Nearly four months ago, Danielle Kang revealed at the U.S. Women’s Open she had a tumor on her spine. She took time off for testing and returned to action at the CP Women’s Open in late August, telling reporters that she’d rather keep the details of the process and her health within the team.

In only her third start back, Kang found herself in a playoff against hotshot rookie Atthaya Thitikul at the Walmart NW Arkansas Championship. She came up short, with Thitikul making birdie on the second playoff hole to win for a second time this season.

Kang broke down in tears during her interview with Golf Channel.

“I’m just really proud that I’m even here,” she said. “Obviously I wanted to win, but these are like tears of joy.”

Kang, 29, holed out for eagle on the par-5 18th Sunday to take the clubhouse lead at 17 under with a closing 64. Thitikul answered moments later with an birdie on the 17th to pull herself into a tie with Kang. The 19-year-old Thai player couldn’t convert for birdie on the final hole, however, and they headed back to the par-3 15th for a sudden-death playoff.

Both Kang and Thitikul won early on in the 2022 season. Thitikul joins Jennifer Kupcho, Minjee Lee and Brooke Henderson as the only multiple winners on tour this season.

The 29-year-old Kang endured back pain for several months before finding out about the tumor in late April after she withdrew from the Palos Verdes Championship.

Kang said earlier in the week in Arkansas that her return has been more stressful that some might think.

“There are some random shots that just come out that I used to not hit,” she said. “It just really irks me the wrong way. I have to be patient. I threw my club once and there is no reason to throw it. I’m 5-under par.
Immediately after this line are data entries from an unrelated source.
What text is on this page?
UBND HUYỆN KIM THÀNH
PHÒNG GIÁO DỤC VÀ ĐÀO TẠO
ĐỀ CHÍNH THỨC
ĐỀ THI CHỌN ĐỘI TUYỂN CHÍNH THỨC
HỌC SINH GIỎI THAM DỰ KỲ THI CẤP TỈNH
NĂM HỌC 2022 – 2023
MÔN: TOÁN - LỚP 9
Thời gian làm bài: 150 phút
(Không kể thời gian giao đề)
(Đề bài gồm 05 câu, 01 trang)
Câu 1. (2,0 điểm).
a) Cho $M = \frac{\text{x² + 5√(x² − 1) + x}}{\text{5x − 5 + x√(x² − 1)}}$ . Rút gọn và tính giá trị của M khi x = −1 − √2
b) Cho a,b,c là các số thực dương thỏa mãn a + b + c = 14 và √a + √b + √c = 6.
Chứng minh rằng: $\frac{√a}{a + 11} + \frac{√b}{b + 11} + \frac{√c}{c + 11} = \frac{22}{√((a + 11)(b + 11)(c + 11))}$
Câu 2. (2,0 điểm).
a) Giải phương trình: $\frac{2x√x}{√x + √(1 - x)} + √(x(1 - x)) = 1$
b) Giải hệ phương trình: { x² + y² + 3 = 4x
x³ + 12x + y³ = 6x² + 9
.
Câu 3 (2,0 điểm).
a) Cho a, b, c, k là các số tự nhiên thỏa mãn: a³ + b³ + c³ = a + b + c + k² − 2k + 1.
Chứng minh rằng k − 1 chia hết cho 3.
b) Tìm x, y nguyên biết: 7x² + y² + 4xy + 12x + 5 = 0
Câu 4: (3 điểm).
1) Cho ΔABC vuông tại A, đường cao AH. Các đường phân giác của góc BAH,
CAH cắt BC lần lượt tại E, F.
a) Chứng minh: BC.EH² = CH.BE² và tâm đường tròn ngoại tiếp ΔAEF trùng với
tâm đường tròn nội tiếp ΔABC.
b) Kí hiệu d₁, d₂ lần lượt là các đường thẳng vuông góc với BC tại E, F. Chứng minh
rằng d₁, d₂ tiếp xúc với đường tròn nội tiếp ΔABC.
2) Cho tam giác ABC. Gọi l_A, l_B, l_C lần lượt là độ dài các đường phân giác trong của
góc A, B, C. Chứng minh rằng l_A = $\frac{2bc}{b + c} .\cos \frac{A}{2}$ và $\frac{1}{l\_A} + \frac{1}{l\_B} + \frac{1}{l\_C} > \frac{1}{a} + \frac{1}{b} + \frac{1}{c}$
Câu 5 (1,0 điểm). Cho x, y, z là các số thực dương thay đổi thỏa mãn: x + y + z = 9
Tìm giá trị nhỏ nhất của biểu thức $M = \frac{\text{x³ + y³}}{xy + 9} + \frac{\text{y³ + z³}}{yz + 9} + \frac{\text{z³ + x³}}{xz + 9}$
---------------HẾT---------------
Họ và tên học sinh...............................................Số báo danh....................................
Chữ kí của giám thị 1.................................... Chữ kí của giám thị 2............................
I just never used to do that.”

Ball-striking is something the two-time U.S. Women’s Amateur champion has always taken pride in, but Kang said she returned to action with less swing speed, noting that ball doesn’t stop as quickly as it used to.
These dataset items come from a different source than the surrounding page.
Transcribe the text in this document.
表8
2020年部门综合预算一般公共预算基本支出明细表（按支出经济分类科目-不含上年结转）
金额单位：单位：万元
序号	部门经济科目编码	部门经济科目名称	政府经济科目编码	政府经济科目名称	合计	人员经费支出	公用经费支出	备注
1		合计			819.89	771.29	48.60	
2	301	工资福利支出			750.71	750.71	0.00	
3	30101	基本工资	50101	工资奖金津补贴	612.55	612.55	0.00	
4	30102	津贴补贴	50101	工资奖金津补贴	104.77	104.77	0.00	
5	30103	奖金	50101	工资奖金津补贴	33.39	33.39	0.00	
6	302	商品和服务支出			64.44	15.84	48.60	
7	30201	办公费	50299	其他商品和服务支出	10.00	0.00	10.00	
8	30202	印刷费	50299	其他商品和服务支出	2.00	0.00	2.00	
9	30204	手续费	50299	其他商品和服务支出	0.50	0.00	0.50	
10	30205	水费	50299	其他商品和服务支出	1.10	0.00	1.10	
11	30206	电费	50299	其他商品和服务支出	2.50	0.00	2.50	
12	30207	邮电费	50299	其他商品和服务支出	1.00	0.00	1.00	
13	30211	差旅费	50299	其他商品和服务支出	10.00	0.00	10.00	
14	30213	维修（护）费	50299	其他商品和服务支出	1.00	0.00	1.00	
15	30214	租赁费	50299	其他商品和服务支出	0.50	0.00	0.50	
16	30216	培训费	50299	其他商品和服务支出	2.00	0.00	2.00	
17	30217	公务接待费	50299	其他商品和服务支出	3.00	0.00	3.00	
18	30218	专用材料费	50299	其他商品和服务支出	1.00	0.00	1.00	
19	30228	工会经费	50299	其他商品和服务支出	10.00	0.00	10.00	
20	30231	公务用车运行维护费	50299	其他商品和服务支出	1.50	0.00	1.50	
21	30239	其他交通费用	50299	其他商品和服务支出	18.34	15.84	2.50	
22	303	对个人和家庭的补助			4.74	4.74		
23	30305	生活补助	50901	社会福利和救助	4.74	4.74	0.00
She hoped to have some extra patience with herself on Sunday, telling her caddie that her goal was to finish at 17 under.
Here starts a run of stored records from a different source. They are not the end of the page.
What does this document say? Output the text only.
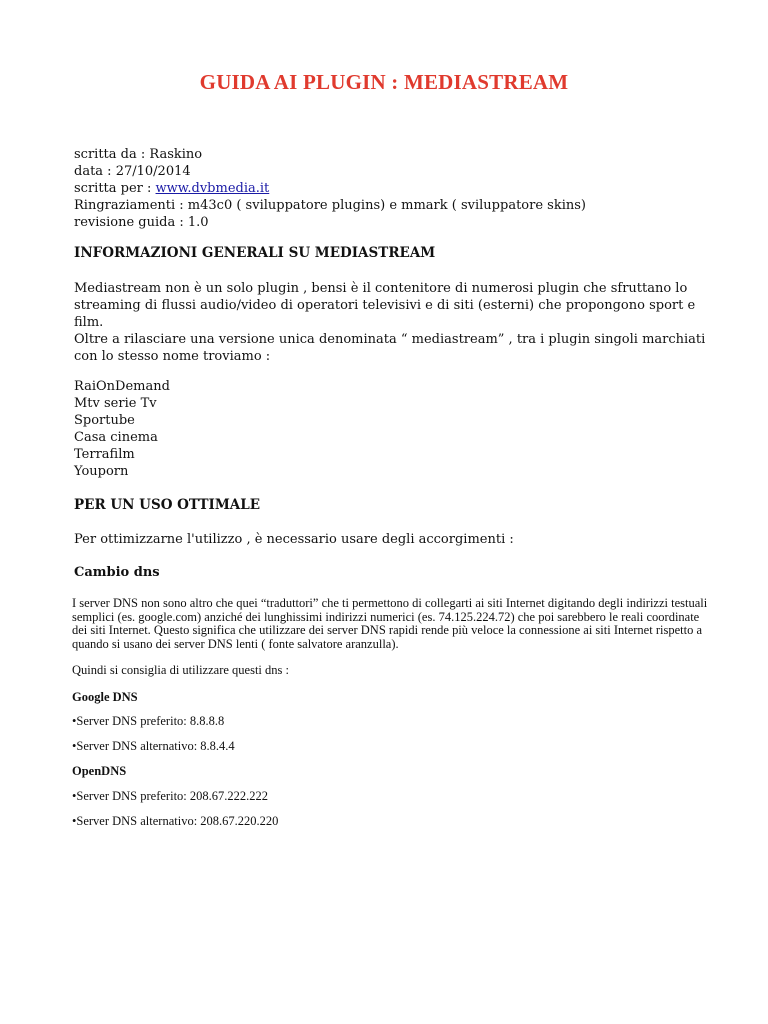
GUIDA AI PLUGIN : MEDIASTREAM

scritta da : Raskino

data : 27/10/2014

scritta per : www.dvbmedia.it

Ringraziamenti : m43c0 ( sviluppatore plugins) e mmark ( sviluppatore skins)

revisione guida : 1.0

INFORMAZIONI GENERALI SU MEDIASTREAM

Mediastream non è un solo plugin , bensi è il contenitore di numerosi plugin che sfruttano lo streaming di flussi audio/video di operatori televisivi e di siti (esterni) che propongono sport e film.

Oltre a rilasciare una versione unica denominata “ mediastream” , tra i plugin singoli marchiati con lo stesso nome troviamo :

RaiOnDemand
Mtv serie Tv
Sportube
Casa cinema
Terrafilm
Youporn
PER UN USO OTTIMALE

Per ottimizzarne l'utilizzo , è necessario usare degli accorgimenti :

Cambio dns

I server DNS non sono altro che quei “traduttori” che ti permettono di collegarti ai siti Internet digitando degli indirizzi testuali semplici (es. google.com) anziché dei lunghissimi indirizzi numerici (es. 74.125.224.72) che poi sarebbero le reali coordinate dei siti Internet. Questo significa che utilizzare dei server DNS rapidi rende più veloce la connessione ai siti Internet rispetto a quando si usano dei server DNS lenti ( fonte salvatore aranzulla).

Quindi si consiglia di utilizzare questi dns :

Google DNS

•Server DNS preferito: 8.8.8.8

•Server DNS alternativo: 8.8.4.4

OpenDNS

•Server DNS preferito: 208.67.222.222

•Server DNS alternativo: 208.67.220.220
“Honestly, it’s been hell,” Kang said when it was over.

When asked where Sunday’s finish takes her for the rest of the season, Kang said it’s still going to be a process.

“It’s a struggle almost,” she said, “sometimes in the morning, but I came out here to do something that I love, and I’m just so happy for my team that somehow got me back playing this year.

“I mean, there was part of me that I didn’t think I would ever play again or contend, but here I am. I’m not that far off, and I’m happy about that.”